I discussed with the client the process involved and the costs to put it right. They were happy to accept my quote and we booked the job in for later in the month. The job would take two days to complete, one day to clean and a further day to seal the floor.
Cleaning a Victorian Tiled Hallway Floor
The first job was to clear the floor of the wooden carpet gripper by carefully chipping it off the floor. This took a bit of time and we had to be careful not to damage the floor further.
Next, we started on deep cleaning the floor by applying Tile Doctor Oxy-Gel. This is a strong alkaline based cleaner and degreaser in gel form, its great for when a long dwell time is required to break down dirt, grime, acrylic sealers, stains and oil-based products and waxes.

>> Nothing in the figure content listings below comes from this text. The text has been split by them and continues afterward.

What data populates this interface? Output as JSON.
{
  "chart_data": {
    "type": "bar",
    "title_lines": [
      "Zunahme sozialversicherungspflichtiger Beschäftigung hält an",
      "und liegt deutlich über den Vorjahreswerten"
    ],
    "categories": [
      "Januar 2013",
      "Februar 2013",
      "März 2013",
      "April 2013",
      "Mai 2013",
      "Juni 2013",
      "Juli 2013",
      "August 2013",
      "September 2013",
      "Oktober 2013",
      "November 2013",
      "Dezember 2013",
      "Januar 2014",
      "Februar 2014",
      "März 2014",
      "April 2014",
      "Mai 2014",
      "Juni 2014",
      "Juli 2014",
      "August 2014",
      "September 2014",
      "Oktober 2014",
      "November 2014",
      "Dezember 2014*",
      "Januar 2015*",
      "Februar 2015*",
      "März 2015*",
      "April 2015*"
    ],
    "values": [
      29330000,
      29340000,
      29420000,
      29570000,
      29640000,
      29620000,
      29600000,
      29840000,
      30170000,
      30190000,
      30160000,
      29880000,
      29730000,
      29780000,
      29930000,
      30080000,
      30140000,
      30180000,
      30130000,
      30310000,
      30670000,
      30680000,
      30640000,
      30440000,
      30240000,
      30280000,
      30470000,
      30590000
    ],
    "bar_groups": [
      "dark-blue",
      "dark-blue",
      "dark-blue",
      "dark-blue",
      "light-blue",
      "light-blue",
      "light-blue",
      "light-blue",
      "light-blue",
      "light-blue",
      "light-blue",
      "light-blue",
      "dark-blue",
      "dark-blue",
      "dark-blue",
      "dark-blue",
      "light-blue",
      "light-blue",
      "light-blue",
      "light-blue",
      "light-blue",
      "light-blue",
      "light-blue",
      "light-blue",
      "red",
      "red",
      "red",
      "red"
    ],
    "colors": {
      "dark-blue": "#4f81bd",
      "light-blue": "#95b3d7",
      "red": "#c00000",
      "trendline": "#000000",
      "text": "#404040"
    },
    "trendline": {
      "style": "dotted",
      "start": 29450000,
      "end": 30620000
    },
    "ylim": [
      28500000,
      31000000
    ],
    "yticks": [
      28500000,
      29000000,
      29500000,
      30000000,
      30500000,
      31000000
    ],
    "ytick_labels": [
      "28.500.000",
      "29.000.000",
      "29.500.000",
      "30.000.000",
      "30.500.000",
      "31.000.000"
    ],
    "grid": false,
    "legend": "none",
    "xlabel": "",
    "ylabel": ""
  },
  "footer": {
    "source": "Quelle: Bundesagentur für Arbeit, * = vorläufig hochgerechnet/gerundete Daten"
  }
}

We left the Oxy-Gel to dwell for twenty to thirty minutes to ensure it got to work on breaking down the layers. It was then worked into the tile using a black scrubbing pad fitted to a rotary machine with the slurry rinsed off the floor and extracted with a wet vacuum. This process was carried out a few times to get the floor as clean as possible could before we gave a final scrub and rinse with Tile Doctor Acid Gel to combat any efflorescence issues that can occur on these old floors that do not have a damp proof membrane.
Sealing a Victorian Tiled Hallway Floor
I returned the following day to seal the floor checking first that it had dried using a damp meter. Once I was satisfied, four coats of Tile Doctor Seal and Go Extra were applied to the tiles to give the sheen finish asked for by the client. This process takes longer that you might think as you have to wait for the first coat to dry before applying the next and naturally this can vary depending on the conditions.
I chose Seal and Go Extra as these Victorian properties were built before the invention of damp-proof membranes so you need to use a fully breathable sealer that will allow dampness to rise through the tile and evaporate. Use of a non-breathable sealer can lead to damp becoming trapped under the floor which can spread into the walls leading to rising damp. The sealer will protect the tiles and make it much easier to clean going forward, additionally it enhances the appearance of the tile leaving a sheen finish which allows the vivid colours to shine through.
The client was very happy with the floor and quite amazed with the before and after shots, they had not expected the results to be as good. They would now be able to easily keep the floor clean and looking good for any visitors.